Dapil IV Nunukan ini menjadi fokus sang legislator Partai NasDem untuk mendengar langsung keluhan warga, terutama yang berkaitan dengan sektor penopang ekonomi lokal yakni pertanian dan infrastruktur sosial.
Dalam pertemuan tatap muka tersebut, sektor pertanian menjadi topik hangat yang disuarakan warga Binusan. Para petani berharap adanya intervensi pemerintah provinsi terkait kepastian stok pupuk dan pengadaan bibit unggul.
Tak hanya itu, untuk meningkatkan nilai tambah hasil panen, warga mengusulkan bantuan mesin penggilingan padi. Rismanto menilai, modernisasi alat pertanian ini krusial untuk mendongkrak produktivitas sekaligus menjaga ketahanan pangan di perbatasan.
“Reses ini adalah kewajiban konstitusional kami untuk menyerap aspirasi secara langsung.

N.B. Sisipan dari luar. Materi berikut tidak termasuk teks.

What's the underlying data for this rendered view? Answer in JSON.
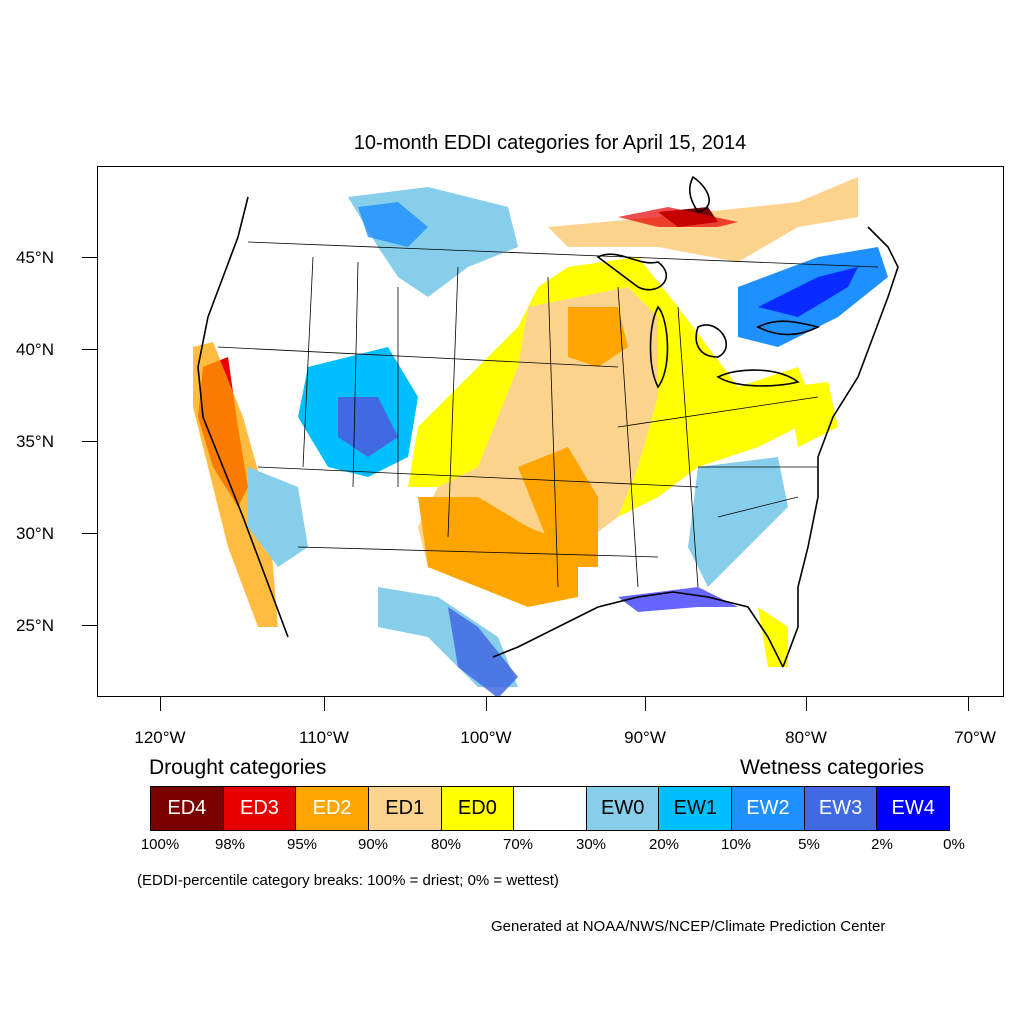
{
  "title": "10-month EDDI categories for April 15, 2014",
  "lat_labels": [
    "45°N",
    "40°N",
    "35°N",
    "30°N",
    "25°N"
  ],
  "lon_labels": [
    "120°W",
    "110°W",
    "100°W",
    "90°W",
    "80°W",
    "70°W"
  ],
  "drought_heading": "Drought categories",
  "wetness_heading": "Wetness categories",
  "legend": [
    {
      "label": "ED4",
      "color": "#7a0000",
      "text_color": "#ffffff"
    },
    {
      "label": "ED3",
      "color": "#e60000",
      "text_color": "#ffffff"
    },
    {
      "label": "ED2",
      "color": "#ffa500",
      "text_color": "#ffffff"
    },
    {
      "label": "ED1",
      "color": "#fcd38d",
      "text_color": "#000000"
    },
    {
      "label": "ED0",
      "color": "#ffff00",
      "text_color": "#000000"
    },
    {
      "label": "",
      "color": "#ffffff",
      "text_color": "#000000"
    },
    {
      "label": "EW0",
      "color": "#87ceeb",
      "text_color": "#000000"
    },
    {
      "label": "EW1",
      "color": "#00bfff",
      "text_color": "#000000"
    },
    {
      "label": "EW2",
      "color": "#1e90ff",
      "text_color": "#ffffff"
    },
    {
      "label": "EW3",
      "color": "#4169e1",
      "text_color": "#ffffff"
    },
    {
      "label": "EW4",
      "color": "#0000ff",
      "text_color": "#ffffff"
    }
  ],
  "breaks": [
    "100%",
    "98%",
    "95%",
    "90%",
    "80%",
    "70%",
    "30%",
    "20%",
    "10%",
    "5%",
    "2%",
    "0%"
  ],
  "note": "(EDDI-percentile category breaks: 100% = driest; 0% = wettest)",
  "credit": "Generated at NOAA/NWS/NCEP/Climate Prediction Center",
  "colors": {
    "ED4": "#7a0000",
    "ED3": "#e60000",
    "ED2": "#ffa500",
    "ED1": "#fcd38d",
    "ED0": "#ffff00",
    "EW0": "#87ceeb",
    "EW1": "#00bfff",
    "EW2": "#1e90ff",
    "EW3": "#4169e1",
    "EW4": "#0000ff"
  }
}
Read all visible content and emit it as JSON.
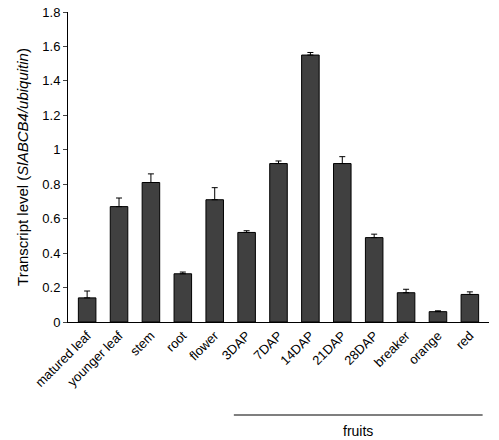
{
  "chart_data": {
    "type": "bar",
    "y_label": "Transcript level (SlABCB4/ubiquitin)",
    "categories": [
      "matured leaf",
      "younger leaf",
      "stem",
      "root",
      "flower",
      "3DAP",
      "7DAP",
      "14DAP",
      "21DAP",
      "28DAP",
      "breaker",
      "orange",
      "red"
    ],
    "values": [
      0.14,
      0.67,
      0.81,
      0.28,
      0.71,
      0.52,
      0.92,
      1.55,
      0.92,
      0.49,
      0.17,
      0.06,
      0.16
    ],
    "errors": [
      0.04,
      0.05,
      0.05,
      0.01,
      0.07,
      0.01,
      0.015,
      0.015,
      0.04,
      0.02,
      0.02,
      0.005,
      0.015
    ],
    "color": "#404040",
    "ylim": [
      0,
      1.8
    ],
    "yticks": [
      0,
      0.2,
      0.4,
      0.6,
      0.8,
      1,
      1.2,
      1.4,
      1.6,
      1.8
    ],
    "grid": false,
    "annotations": [
      {
        "text": "fruits",
        "from": "3DAP",
        "to": "red"
      }
    ]
  }
}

Apa yang menjadi kebutuhan mendesak warga, terutama soal alat pertanian dan pupuk, akan kami catat dan perjuangkan di parlemen,” ujar Rismanto di hadapan konstituennya.
Bergeser ke Tanjung Harapan, aspirasi masyarakat lebih menitikberatkan pada pembangunan fasilitas umum. Warga mengusulkan pembangunan masjid sebagai pusat kegiatan religi serta jembatan penghubung untuk memperlancar mobilitas ekonomi antarwilayah.
Rismanto memberikan sinyal positif terkait usulan infrastruktur tersebut. Jika proses pembahasan di tingkat DPRD berjalan lancar, pembangunan jembatan dan masjid tersebut ditargetkan dapat mulai direalisasikan pada Juni 2026 mendatang.
Menutup rangkaian resesnya, Rismanto menegaskan bahwa dirinya berkomitmen mengawal setiap poin usulan warga melalui mekanisme pembahasan anggaran di DPRD Kaltara. Ia tidak ingin aspirasi yang telah ditampung hanya berakhir di atas kertas tanpa eksekusi nyata.
“Kami ingin memastikan setiap usulan tidak berhenti pada tahap penyampaian saja. Fokus saya adalah mengawal agar program yang diperjuangkan benar-benar memberikan manfaat nyata yang dirasakan langsung oleh masyarakat Nunukan,” pungkasnya.